In other words, in the New Heaven and the New Earth, all of creation will be redeemed, including animals. This is accurate and biblical, from my point of view.
Unfortunately, the Pope’s words were misconstrued, and words were put in his mouth through misleading headlines.
The great part about this whole brouhaha is the conversation that ensued, from social media to mainstream media and beyond. A story was on the cover of The New York Times, and The Humane Society was flooded with calls (not sure how they are going to answer this question, but it shows a high level of interest).
I love this conversation, because people adore their pets, and it hits a nerve. I just spent an hour talking to a hair stylist about her dog and her cat and my pets, and whether or not they will be in Heaven someday. We laughed and teared up and bonded over this conversation, which would have been shut down fast if I had been closed-minded.
What’s the point of that?
It just breaks people’s hearts and makes them less curious, not more curious, about the afterlife. Plus, I honestly believe the Holy Writ is open ended on this, as it is on many things concerning Heaven.

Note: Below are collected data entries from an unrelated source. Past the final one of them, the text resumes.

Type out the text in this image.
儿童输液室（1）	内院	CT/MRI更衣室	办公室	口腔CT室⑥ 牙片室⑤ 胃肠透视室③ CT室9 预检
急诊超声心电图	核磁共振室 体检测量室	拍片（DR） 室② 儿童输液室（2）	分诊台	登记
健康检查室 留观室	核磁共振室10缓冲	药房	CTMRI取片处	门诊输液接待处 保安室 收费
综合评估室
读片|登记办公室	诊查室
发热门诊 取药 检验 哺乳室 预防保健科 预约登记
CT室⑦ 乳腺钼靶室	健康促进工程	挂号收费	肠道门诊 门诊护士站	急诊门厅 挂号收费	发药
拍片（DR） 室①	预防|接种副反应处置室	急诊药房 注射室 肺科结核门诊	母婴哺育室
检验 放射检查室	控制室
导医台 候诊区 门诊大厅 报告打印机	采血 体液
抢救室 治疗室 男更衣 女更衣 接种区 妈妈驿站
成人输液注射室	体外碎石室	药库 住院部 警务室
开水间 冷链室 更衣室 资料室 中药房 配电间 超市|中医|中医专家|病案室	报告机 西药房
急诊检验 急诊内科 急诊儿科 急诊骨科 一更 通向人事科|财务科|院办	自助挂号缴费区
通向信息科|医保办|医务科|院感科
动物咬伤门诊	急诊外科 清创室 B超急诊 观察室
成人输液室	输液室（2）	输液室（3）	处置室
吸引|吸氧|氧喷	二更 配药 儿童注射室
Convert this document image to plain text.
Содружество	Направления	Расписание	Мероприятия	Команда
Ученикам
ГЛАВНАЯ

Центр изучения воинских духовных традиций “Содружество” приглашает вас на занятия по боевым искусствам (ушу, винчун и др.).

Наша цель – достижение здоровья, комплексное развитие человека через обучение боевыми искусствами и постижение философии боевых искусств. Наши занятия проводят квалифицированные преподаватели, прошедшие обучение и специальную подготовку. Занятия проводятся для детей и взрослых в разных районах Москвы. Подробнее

On that note, here’s a short piece I wrote a while back about this very topic. It stars our old dog, Dinah the Basset Hound, who died in 2012 at age 11 or 12.
Enjoy, and please let me know where YOU stand on the issue. Do all dogs go to Heaven?
I never thought of myself as a dog person, until a squirrely basset hound with a heart of gold wiggled her shedding, drooling, barking way into my soul.
I didn’t always sufficiently appreciate Dinah Blue, the one-year-old hound we adopted from a young couple we met in a bookstore one day (they didn’t have room in their apartment for for her).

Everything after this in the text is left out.